DGフィナンシャルテクノロジー、後払い決済サービス「Atome」の提供開始 多様化する消費者の支払いニーズに対応

デジタルガレージの子会社で、決済事業を手がけるDGフィナンシャルテクノロジーは8月5日、後払い決済(Buy Now Pay Later = BNPL)事業を展開するAtomeの日本法人であるAtome Japanと提携し、日本を東南アジア・中華圏の10の国や地域で展開する後払い決済サービス「Atome」の提供を開始した。多様化する消費者の支払いニーズに対応し、事業者・消費者双方の利便性向上や業務改善を支援する。

DGフィナンシャルテクノロジーは、2018年にニッセンと後払い決済事業を展開する合弁会社SCORE(スコア)を設立。商品受け取り後にコンビニエンスストアや郵便局で代金を支払う後払い決済サービス「ベリトランス後払い」を提供している。

このほどAtome Japanと提携し、アジアの10の国や地域(シンガポール、インドネシア、マレーシア、香港、台湾、ベトナム、フィリピン、タイ、中国本土、日本)で、約3000万のユーザーが利用する後払い決済サービス「Atome」の提供を開始した。

「Atome」を利用するユーザーは、1~3回までの分割払いを手数料無料で利用でき、デビットカードやクレジットカード、電子マネー、銀行決済、コンビニ支払いなど、さまざまな決済手段から希望する方法を選択して支払うことができる。

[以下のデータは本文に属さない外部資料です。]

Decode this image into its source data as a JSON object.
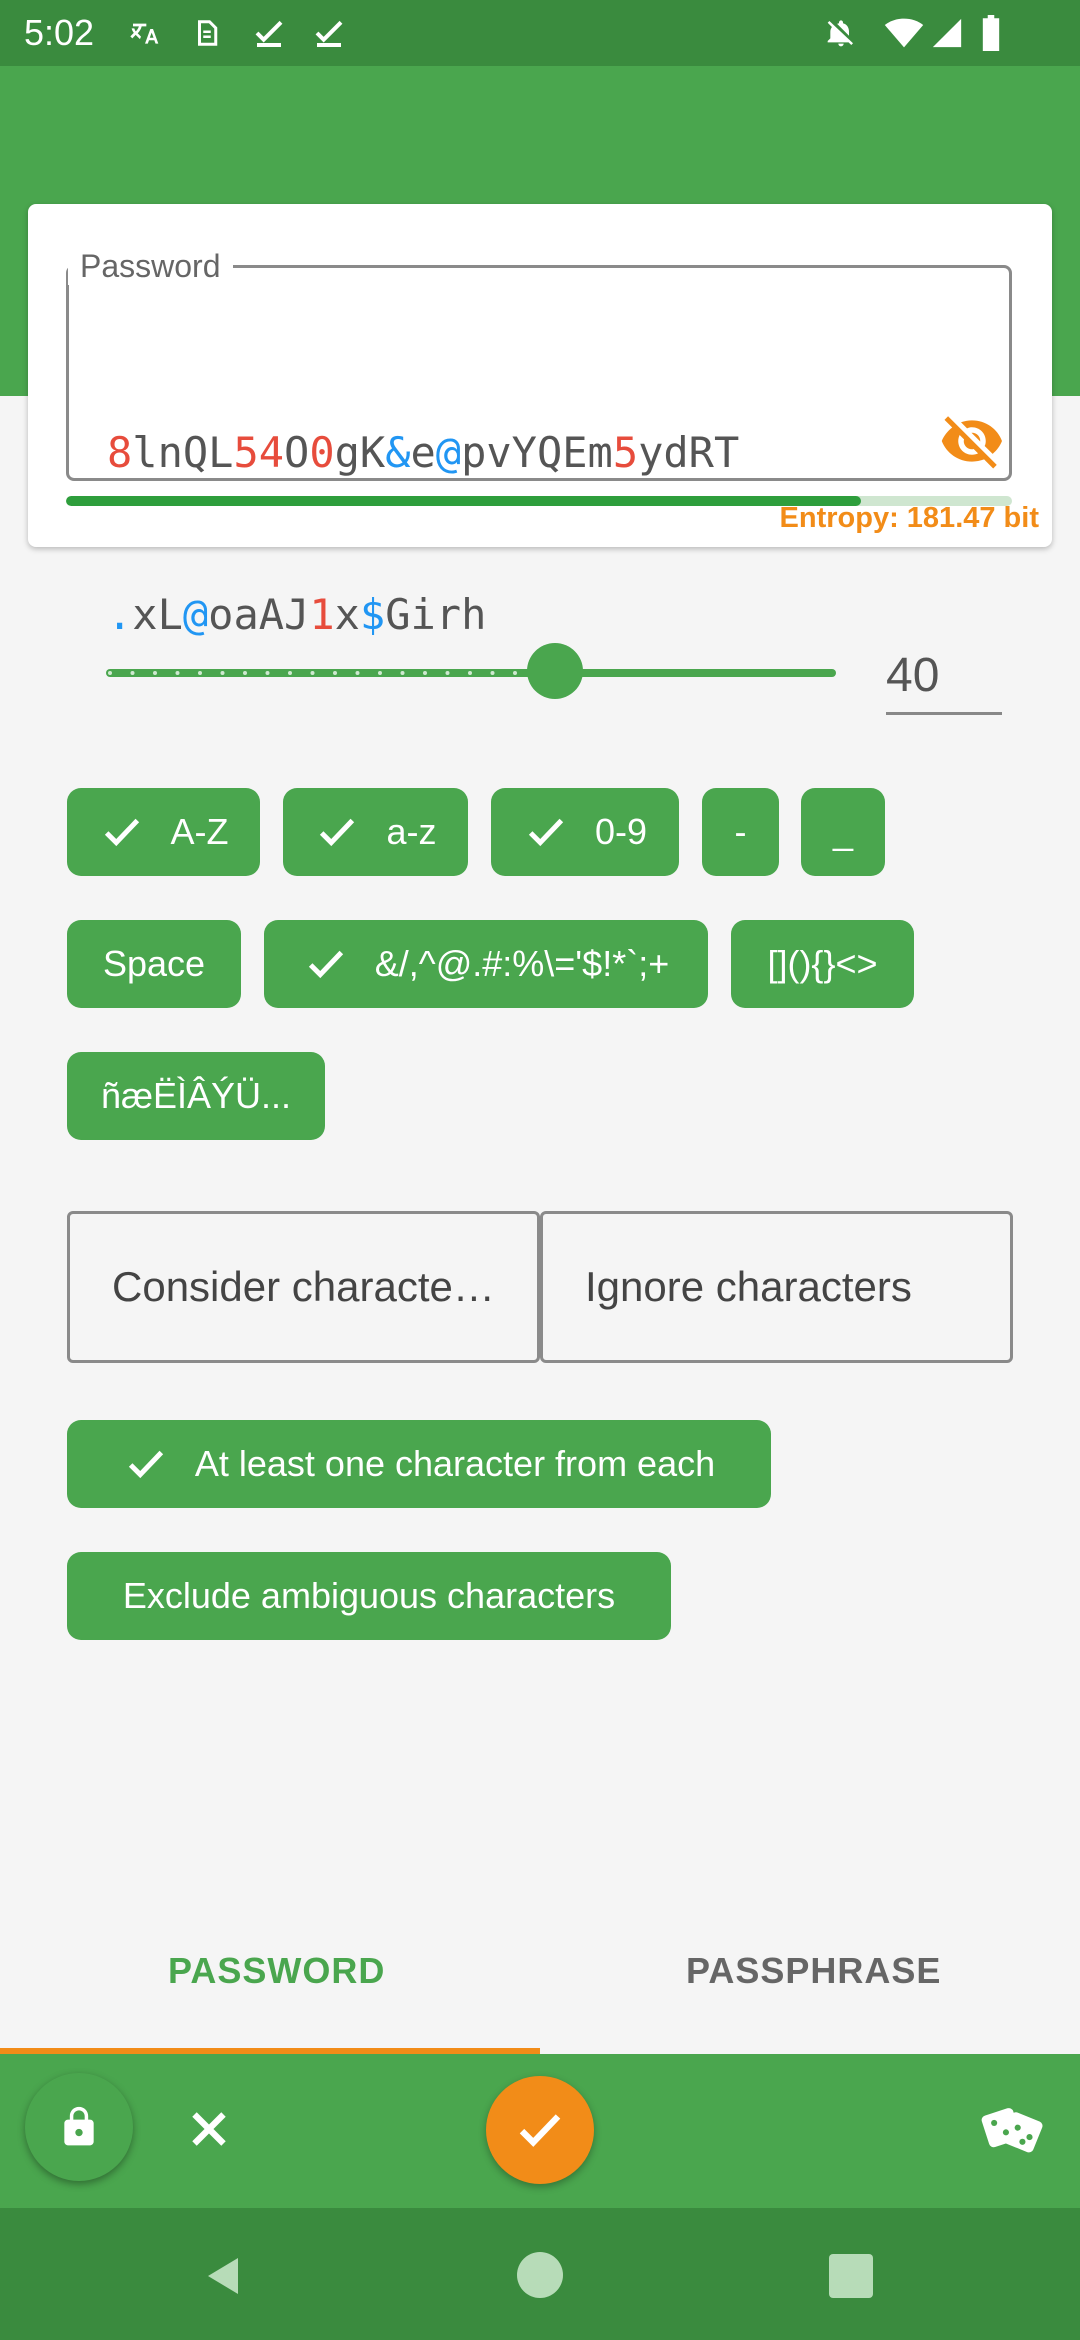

ECなどのオンラインに加え、実店舗(オフライン)での支払いにも対応。クロスボーダー決済にも対応しているため、越境ECや訪日した「Atome」ユーザーの店舗支払いに際し、現地通貨で決済が可能。事業者は、ECサイトや店舗などさまざまなチャネルで分割払いを提供することで、新規顧客の獲得や購入単価の向上を見込むことができる。

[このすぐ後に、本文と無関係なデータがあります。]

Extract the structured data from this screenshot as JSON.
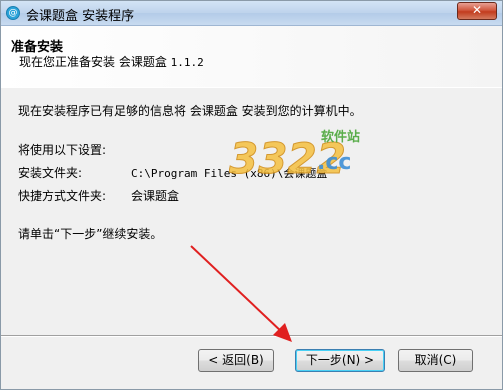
{
  "window": {
    "title": "会课题盒 安装程序",
    "app_icon_glyph": "@",
    "close_glyph": "✕"
  },
  "header": {
    "title": "准备安装",
    "subtitle_prefix": "现在您正准备安装 会课题盒 ",
    "subtitle_version": "1.1.2"
  },
  "body": {
    "ready_text": "现在安装程序已有足够的信息将 会课题盒 安装到您的计算机中。",
    "settings_heading": "将使用以下设置:",
    "install_folder_label": "安装文件夹:",
    "install_folder_value": "C:\\Program Files (x86)\\会课题盒",
    "shortcut_folder_label": "快捷方式文件夹:",
    "shortcut_folder_value": "会课题盒",
    "instruction": "请单击“下一步”继续安装。"
  },
  "watermark": {
    "number": "3322",
    "site_label": "软件站",
    "domain": ".cc"
  },
  "buttons": {
    "back": "< 返回(B)",
    "next": "下一步(N) >",
    "cancel": "取消(C)"
  },
  "colors": {
    "arrow": "#e02020",
    "title_gradient_top": "#d3e4f5",
    "close_red": "#c23c1e",
    "default_button_border": "#3c7fb1"
  }
}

「Atome」は、サービスアプリやWebサイト、豊富なインフルエンサーネットワークを活用した送客や、ポイントプログラムなど、さまざまな販促プログラムによる加盟店支援を強みとしており、アジア圏ではアパレルやコスメなどを中心に1万を超え

るオンライン・オフラインの小売事業者に導入されている。他地域の実績では、導入事業者の平均販売額が30%向上した実績が確認されている。

▲実店舗では「Atome」アプリにて店頭のQRコードを読み取り、支払いが完了

後払い決済は、EC・通販等での注文商品到着後に支払いができるため、クレジットカードのセキュリティや商品授受のトラブルを懸念する消費者を中心に利用されており、近年では巣ごもり需要による国内EC市場の拡大を追い風に、市場規模は大きく伸長している。

DGフィナンシャルテクノロジーは、国内EC市場の成長に加え、円安を背景とした越境ECの拡大に伴い、多様化する消費者の支払いニーズに対応すべく、商品受け取り後にコンビニエンスストアや郵便局で代金を支払う「ベリトランス後払い」に加えて、分割払いやアジア圏の消費者の支払いにも対応可能な「Atome」との提携に至ったとしている。

今後は後払い決済においても、事業者・消費者双方の利便性向上や業務改善を支援する各種サービスの展開を検討する。DGグループは、決済とデータを融合したグループ戦略「DGフィンテックシフト」を掲げ、決済サービスから送金サービスまで、事業者・消費者間のお金のやり取りをDX化するサービスを展開している。DGフィナンシャルテクノロジーは、決済サービスにおけるリーディングカンパニーとして、事業者・消費者双方に必要とされる決済方法やソリューションを拡充することで、日本のキャッシュレス化、DX化を支援し、持続可能な社会の発展に貢献いく考えを示した。